FIDO: Kryptonite for Banking Malware

Written by Andrew Shikiar on . Posted in Blog

This is a guest post contributed by Todd Thiemann, VP of Marketing at Nok Nok Labs.

A recent feature story in The Wall Street Journal brought back to light mobile banking malware as a renewed consumer scourge.  With mobile banking malware names including Acecard, GM Bot, Spy.Agent, various malware variants harvest consumer banking information and pass it to the bad guys.  The approaches run the gamut from simple (grab the login credentials with simulated bank login page) to sophisticated (simulating bank login page and grabbing SMS One Time Passcodes (OTPs).  

A common theme in the attack vector is the use of a shared secret. In the context of a mobile banking application, the secret is shared between the consumer and the financial institution and can come in forms including a password or an OTP that’s shared via SMS.   

So what does the FIDO protocol do to counter such threats? You can review the FIDO Security Reference (the threat model for FIDO) to understand the variety of threats that FIDO mitigates against.
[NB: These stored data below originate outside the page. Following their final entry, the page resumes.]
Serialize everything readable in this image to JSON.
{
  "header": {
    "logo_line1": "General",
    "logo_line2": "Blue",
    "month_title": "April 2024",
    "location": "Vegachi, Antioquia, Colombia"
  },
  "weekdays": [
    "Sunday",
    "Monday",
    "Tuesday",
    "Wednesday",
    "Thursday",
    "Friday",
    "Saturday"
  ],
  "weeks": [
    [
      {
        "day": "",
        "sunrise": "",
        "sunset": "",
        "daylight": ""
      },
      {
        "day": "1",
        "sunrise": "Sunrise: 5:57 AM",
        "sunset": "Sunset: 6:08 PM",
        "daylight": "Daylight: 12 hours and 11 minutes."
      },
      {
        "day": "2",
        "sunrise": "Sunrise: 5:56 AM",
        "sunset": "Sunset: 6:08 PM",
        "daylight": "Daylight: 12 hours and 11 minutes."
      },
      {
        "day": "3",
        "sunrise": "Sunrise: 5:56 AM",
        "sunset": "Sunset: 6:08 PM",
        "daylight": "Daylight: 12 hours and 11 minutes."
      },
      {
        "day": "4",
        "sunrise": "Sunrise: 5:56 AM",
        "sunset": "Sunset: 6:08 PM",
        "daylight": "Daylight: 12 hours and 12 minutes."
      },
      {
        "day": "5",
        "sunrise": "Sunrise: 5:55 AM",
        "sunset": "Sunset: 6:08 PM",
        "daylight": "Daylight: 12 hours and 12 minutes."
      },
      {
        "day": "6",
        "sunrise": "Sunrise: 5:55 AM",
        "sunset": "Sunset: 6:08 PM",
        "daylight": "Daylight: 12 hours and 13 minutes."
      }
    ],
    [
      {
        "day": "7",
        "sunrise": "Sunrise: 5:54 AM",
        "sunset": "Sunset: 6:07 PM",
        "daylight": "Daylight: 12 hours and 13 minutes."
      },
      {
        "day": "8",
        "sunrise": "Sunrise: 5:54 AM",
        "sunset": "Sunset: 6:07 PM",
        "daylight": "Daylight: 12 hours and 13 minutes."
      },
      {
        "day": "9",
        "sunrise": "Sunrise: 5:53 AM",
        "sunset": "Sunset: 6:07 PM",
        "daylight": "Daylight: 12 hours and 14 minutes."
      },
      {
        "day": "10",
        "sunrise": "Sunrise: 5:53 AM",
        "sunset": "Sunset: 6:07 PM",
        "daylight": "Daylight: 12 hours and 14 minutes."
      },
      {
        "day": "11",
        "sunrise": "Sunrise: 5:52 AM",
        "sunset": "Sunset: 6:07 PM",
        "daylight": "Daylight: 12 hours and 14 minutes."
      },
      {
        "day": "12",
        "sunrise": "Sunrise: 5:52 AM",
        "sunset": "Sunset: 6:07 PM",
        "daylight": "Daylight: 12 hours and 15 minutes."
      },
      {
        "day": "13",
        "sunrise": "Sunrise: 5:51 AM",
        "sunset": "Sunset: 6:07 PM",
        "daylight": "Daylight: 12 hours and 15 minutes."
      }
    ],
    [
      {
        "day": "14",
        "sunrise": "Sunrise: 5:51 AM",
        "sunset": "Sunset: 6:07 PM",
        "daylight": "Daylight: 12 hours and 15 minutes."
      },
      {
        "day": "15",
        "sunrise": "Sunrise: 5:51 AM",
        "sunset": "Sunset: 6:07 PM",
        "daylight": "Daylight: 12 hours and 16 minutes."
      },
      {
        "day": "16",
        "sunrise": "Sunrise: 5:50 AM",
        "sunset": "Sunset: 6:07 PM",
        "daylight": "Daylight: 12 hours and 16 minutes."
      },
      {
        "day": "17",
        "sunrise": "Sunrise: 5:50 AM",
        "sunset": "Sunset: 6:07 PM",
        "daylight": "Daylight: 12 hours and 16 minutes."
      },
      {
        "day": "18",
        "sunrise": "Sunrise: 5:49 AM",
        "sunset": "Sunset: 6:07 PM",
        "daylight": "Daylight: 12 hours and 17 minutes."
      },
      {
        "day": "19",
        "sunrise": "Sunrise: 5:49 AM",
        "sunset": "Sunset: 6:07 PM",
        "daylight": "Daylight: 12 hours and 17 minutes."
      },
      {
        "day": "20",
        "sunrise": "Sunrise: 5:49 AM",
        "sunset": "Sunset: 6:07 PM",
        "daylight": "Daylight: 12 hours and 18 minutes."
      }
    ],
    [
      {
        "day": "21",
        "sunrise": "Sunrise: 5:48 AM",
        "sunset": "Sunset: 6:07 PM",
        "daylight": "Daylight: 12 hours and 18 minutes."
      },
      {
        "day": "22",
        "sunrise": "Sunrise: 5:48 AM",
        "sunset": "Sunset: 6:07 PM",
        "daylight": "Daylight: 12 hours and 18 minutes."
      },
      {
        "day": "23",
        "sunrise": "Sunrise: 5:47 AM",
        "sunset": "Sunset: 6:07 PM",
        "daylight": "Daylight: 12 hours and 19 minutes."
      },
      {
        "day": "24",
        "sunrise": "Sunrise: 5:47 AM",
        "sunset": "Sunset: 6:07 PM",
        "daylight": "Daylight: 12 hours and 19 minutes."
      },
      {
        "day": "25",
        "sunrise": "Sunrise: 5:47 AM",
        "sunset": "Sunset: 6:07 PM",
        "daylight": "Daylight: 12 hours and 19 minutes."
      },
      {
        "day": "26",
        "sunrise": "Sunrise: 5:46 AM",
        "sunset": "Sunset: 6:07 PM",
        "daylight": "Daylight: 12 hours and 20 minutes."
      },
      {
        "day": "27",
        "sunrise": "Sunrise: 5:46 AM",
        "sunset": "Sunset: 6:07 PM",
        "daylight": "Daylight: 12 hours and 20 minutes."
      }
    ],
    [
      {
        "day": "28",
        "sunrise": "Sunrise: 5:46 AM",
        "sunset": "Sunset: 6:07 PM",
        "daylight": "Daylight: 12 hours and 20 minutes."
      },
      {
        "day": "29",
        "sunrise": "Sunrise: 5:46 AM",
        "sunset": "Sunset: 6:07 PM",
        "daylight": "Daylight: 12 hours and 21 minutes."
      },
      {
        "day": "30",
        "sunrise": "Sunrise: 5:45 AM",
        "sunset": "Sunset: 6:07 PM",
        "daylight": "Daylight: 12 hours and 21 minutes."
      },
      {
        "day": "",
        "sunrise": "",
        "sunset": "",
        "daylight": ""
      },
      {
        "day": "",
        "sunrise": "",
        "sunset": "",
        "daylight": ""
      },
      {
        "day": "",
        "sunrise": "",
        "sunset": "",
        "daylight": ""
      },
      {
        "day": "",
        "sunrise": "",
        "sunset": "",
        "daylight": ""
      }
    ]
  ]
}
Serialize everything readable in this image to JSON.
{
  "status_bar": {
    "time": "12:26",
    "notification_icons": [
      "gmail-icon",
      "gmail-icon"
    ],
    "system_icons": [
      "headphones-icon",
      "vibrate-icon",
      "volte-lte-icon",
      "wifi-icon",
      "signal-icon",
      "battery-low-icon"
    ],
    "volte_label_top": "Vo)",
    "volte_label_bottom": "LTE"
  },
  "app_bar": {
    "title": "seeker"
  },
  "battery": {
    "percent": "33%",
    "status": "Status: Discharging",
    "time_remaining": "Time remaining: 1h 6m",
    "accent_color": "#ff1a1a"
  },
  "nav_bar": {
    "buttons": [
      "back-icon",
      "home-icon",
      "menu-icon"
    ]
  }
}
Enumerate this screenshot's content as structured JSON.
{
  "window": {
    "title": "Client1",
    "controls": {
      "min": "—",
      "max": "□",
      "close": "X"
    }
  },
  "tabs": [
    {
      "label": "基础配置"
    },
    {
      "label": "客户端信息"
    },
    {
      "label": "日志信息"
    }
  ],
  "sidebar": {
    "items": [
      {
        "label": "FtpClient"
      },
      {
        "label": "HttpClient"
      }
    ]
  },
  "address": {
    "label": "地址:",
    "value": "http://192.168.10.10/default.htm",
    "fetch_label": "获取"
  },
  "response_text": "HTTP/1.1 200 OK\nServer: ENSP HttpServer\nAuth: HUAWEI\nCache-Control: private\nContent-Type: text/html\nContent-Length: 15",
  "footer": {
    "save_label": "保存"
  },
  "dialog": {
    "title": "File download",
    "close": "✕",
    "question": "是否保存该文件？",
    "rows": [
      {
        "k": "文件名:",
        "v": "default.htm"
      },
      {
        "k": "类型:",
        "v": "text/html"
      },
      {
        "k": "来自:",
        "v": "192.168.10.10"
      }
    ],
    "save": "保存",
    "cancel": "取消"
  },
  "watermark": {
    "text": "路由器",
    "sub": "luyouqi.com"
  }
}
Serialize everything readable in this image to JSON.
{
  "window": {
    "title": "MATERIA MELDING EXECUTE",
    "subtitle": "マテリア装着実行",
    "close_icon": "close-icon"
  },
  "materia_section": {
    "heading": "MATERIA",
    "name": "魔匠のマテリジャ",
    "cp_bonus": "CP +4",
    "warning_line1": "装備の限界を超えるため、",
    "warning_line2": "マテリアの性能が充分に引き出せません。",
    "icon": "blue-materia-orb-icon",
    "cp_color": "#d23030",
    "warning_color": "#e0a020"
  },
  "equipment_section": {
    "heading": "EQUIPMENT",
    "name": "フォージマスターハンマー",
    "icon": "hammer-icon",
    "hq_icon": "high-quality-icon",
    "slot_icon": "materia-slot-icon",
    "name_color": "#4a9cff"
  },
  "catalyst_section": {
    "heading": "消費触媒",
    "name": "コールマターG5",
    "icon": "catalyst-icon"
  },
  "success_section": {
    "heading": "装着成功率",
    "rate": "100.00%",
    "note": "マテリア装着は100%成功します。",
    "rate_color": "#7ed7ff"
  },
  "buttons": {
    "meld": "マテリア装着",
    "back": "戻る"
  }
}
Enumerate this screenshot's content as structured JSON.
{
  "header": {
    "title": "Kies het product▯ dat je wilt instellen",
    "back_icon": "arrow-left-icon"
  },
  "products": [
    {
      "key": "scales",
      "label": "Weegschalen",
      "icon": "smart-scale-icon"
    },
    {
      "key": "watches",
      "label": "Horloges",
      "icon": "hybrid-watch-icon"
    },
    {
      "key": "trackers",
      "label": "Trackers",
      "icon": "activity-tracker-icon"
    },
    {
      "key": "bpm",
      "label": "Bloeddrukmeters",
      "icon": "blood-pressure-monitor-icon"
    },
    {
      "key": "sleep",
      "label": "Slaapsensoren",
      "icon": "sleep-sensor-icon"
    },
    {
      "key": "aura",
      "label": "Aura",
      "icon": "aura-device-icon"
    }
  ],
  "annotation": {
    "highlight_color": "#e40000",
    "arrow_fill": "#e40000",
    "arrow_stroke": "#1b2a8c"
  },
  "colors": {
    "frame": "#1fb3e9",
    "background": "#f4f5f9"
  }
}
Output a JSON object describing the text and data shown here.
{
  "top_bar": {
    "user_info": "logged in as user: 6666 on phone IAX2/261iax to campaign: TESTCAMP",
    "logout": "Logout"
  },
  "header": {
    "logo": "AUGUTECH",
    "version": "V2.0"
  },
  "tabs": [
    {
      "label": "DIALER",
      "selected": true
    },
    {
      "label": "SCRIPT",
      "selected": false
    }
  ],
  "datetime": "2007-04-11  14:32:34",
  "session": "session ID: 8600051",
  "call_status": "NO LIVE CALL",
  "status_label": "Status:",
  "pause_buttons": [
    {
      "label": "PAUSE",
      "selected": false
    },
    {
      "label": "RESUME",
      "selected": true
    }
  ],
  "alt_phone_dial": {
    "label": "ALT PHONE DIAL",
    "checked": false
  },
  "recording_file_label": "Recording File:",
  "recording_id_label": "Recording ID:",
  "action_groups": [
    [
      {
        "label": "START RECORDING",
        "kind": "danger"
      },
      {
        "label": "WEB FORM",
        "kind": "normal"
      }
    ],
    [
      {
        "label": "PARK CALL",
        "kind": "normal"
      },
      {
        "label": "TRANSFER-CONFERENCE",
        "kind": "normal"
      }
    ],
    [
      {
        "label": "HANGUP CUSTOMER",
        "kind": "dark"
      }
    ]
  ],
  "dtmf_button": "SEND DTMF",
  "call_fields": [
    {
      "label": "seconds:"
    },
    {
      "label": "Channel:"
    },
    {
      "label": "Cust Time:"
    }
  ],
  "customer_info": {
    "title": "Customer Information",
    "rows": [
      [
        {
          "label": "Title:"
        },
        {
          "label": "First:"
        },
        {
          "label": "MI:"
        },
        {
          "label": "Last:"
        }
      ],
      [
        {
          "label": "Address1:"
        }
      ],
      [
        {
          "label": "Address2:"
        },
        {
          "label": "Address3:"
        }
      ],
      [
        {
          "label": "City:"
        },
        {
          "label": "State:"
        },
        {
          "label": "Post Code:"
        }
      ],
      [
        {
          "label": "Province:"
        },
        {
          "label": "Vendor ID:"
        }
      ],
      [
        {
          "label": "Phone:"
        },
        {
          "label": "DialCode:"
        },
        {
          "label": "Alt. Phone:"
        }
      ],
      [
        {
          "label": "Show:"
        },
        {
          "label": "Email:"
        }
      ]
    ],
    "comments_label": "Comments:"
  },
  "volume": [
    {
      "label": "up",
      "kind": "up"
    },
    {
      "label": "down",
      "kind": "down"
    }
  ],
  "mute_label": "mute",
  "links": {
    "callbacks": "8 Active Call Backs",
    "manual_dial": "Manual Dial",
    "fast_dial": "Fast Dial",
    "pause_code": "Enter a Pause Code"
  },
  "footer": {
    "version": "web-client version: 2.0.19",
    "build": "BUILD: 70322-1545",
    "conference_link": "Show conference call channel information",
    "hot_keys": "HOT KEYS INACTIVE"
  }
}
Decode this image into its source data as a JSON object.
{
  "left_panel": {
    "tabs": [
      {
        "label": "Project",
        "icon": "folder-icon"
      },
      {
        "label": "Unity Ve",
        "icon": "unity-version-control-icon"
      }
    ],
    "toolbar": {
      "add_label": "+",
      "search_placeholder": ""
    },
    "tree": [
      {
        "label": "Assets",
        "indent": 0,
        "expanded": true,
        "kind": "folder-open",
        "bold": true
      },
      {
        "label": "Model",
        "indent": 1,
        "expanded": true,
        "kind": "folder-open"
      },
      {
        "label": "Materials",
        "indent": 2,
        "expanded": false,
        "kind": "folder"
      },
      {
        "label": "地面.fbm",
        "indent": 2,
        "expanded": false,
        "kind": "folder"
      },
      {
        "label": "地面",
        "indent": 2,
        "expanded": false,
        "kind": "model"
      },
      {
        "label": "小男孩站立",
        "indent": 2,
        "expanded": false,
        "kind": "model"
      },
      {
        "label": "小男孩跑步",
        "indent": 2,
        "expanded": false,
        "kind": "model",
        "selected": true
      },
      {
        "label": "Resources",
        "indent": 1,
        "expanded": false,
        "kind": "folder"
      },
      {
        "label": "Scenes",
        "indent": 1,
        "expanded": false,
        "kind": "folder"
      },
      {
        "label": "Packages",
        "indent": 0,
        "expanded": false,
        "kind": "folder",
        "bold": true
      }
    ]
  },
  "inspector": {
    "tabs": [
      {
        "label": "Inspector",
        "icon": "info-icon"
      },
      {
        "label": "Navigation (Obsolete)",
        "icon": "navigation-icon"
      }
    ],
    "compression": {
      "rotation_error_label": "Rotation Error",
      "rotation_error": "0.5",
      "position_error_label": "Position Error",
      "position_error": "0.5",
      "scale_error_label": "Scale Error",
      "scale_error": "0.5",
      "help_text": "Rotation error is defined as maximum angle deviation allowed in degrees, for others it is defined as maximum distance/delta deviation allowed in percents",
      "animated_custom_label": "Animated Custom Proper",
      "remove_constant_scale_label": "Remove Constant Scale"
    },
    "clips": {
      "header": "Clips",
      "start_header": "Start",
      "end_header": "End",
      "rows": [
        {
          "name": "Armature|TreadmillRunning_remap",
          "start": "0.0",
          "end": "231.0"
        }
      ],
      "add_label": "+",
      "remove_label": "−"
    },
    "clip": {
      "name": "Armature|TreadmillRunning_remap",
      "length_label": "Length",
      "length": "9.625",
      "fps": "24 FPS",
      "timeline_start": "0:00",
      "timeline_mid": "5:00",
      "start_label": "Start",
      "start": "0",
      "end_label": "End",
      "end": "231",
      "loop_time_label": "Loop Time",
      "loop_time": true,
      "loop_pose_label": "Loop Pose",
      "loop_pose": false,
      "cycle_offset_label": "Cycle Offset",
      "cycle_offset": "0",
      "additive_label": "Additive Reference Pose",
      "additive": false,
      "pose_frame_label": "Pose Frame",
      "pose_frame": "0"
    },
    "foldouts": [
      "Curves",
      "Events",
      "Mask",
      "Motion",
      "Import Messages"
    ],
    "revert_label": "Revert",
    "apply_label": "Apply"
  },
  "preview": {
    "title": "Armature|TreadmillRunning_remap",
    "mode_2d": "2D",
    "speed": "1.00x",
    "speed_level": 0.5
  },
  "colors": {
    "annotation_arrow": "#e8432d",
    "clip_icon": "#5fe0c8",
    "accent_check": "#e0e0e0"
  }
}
Long story short: the FIDO approach to strong authentication avoids shared secrets and is not prone to the existing malware attack vectors compromising those secrets.  Why is it better?

  • FIDO uses a challenge/response approach where the private key used to sign the challenge resides on the device and is unlocked with multi-factor authentication that includes something the user has (e.g., a mobile device) and something they are (e.g., a biometric) or something they know (e.g., a PIN).  
  • The challenge gets sent to the device and the user unlocks the private key to sign the challenge. The signed challenge is compared on the server using the corresponding public key.  
  • The public/private keypair approach mitigates against scalable malware attacks since there is no shared secret that resides on the device and on the server.  

In the context of biometrics, the FIDO UAF protocol uses client-side matching rather than server-side matching, so there is no biometric repository that can be compromised. You can see some of the trade-offs in client vs server-side biometric matching at a Nok Nok Labs blog published following the US Federal Government Office of Personnel Management breach.

As you work on your strategy to avoid mobile malware, the FIDO protocols can help you down the path to combining a great user experience with exceptional security.